SARS-CoV-2 human challenge reveals single-gene blood transcriptional biomarkers that discriminate early and late phases of acute respiratory viral infections. (preprint)

Evaluation of host-response blood transcriptional signatures of viral infection have so far failed to test whether these biomarkers reflect different biological processes that may be leveraged for distinct translational applications. We addressed this question in the SARS-CoV-2 human challenge model. We found differential time profiles for interferon (IFN) stimulated blood transcriptional responses represented by measurement of single genes. MX1 transcripts correlated with a rapid and transient wave of type 1 IFN stimulated genes (ISG) across all cell types, which may precede PCR detection of replicative infection. Another ISG, IFI27, showed a delayed but sustained response restricted to myeloid peripheral blood mononuclear cells, attributable to gene and cell-specific epigenetic regulation. These findings were reproducible in diverse respiratory virus challenges, and in natural infection with SARS-CoV-2 or unselected respiratory viruses. The MX1 response achieved superior diagnostic accuracy in early infection, correlation with viral load and identification of virus culture positivity, with potential to stratify patients for time sensitive antiviral treatment. IFI27 achieved superior diagnostic accuracy across the time course of symptomatic infection. Compared to blood, measurement of these responses in nasal mucosal samples was less sensitive and did not discriminate between early and late phases of infection.

Successful treatment of COVID-19 with remdesivir in the absence of humoral immunity (preprint)

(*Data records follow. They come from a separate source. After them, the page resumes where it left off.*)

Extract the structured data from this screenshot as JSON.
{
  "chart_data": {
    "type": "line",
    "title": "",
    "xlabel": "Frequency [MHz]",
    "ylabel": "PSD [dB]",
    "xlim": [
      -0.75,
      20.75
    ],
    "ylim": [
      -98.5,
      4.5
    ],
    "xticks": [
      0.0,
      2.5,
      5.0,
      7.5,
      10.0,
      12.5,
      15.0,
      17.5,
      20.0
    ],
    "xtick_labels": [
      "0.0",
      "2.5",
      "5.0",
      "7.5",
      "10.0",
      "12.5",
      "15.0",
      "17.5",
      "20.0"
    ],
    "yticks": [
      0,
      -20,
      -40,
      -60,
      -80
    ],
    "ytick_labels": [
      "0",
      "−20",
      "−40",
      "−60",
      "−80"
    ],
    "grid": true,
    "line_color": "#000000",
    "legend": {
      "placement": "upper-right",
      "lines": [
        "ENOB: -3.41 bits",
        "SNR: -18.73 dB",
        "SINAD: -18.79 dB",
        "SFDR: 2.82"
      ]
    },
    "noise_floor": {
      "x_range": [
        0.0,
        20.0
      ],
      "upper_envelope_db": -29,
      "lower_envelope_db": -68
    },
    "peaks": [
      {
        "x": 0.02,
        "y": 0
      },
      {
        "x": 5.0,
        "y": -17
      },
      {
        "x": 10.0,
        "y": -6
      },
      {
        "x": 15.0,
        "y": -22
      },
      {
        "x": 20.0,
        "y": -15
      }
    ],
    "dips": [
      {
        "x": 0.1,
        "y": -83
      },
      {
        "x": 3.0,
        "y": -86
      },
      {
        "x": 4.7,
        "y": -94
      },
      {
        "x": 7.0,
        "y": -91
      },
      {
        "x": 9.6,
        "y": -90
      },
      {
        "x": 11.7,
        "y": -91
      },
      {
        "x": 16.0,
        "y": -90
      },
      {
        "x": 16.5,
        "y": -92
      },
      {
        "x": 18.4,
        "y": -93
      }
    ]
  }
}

The response to the coronavirus disease 2019 (COVID-19) pandemic has been hampered by lack of an effective severe acute respiratory syndrome coronavirus 2 (SARS-CoV-2) antiviral therapy. Here we report the successful use of remdesivir in a patient with COVID-19 and the prototypic genetic antibody deficiency X-linked agammaglobulinaemia (XLA). Despite evidence of complement activation and a robust T cell response, the patient developed persistent SARS-CoV-2 pneumonitis, without progressing to multi-organ involvement. His unusual clinical course identifies a key role for SARS-CoV-2 antibodies in both viral clearance and progression to severe disease. In the absence of these confounders, we took an experimental medicine approach to examine the in vivoutility of remdesivir. Over two independent courses of treatment, we observed a dramatic, temporally correlated clinical and virological response, leading to clinical resolution and viral clearance, with no evidence of acquired drug resistance. We therefore provide unambiguous evidence for the antiviral efficacy of remdesivir in vivo, and its potential benefit in selected patients.